Search code examples
performancealgorithmparallel-processingtheory

For parallel algorithm with N threads, can performance gain be more than N?


A theoretical question, maybe it is obvious:

Is it possible that an algorithm, after being implemented in a parallel way with N threads, will be executed more than N times faster than the original, single-threaded algorithm? In other words, can the gain be better that linear with number of threads?


Solution

  • It's not common, but it most assuredly is possible.

    Consider, for example, building a software pipeline where each step in the pipeline does a fairly small amount of calculation, but requires enough static data to approximately fill the entire data cache -- but each step uses different static data.
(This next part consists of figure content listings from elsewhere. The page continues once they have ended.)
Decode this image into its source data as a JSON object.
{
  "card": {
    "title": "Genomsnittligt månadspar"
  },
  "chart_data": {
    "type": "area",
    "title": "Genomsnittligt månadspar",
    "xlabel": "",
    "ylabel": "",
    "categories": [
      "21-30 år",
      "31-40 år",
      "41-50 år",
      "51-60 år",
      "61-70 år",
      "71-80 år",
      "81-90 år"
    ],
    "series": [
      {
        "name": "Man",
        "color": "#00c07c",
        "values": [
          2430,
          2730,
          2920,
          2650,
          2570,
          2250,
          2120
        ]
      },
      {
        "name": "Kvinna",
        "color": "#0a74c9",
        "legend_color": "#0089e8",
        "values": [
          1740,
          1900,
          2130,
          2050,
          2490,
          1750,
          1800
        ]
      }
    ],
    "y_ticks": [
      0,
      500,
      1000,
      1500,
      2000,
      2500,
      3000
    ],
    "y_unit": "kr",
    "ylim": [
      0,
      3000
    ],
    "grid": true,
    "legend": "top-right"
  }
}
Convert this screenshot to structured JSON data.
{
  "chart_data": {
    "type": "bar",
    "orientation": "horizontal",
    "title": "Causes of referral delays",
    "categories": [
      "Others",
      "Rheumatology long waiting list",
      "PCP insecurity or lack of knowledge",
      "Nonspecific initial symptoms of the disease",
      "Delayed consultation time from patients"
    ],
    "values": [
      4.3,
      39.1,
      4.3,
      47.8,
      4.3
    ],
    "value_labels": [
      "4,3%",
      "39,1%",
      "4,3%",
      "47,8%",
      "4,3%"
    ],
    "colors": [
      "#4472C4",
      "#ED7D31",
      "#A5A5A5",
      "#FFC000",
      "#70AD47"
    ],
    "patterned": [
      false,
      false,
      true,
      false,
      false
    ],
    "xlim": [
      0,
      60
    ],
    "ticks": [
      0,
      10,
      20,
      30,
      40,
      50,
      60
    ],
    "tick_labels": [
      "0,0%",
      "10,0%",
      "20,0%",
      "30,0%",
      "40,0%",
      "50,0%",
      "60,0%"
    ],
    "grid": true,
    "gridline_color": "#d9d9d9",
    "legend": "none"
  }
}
    In a case like this, serial calculation on a single processor will normally be limited primarily by the bandwidth to main memory. Assuming you have (at least) as many processors/cores (each with its own data cache) as pipeline steps, you can load each data cache once, and process one packet of data after another, retaining the same static data for all of them. Now your calculation can proceed at the processor's speed instead of being limited by the bandwidth to main memory, so the speed improvement could easily be 10 times greater than the number of threads.

    Theoretically, you could accomplish the same with a single processor that just had a really huge cache. From a practical viewpoint, however, the selection of processors and cache sizes is fairly limited, so if you want to use more cache you need to use more processors -- and the way most systems provide to accomplish this is with multiple threads.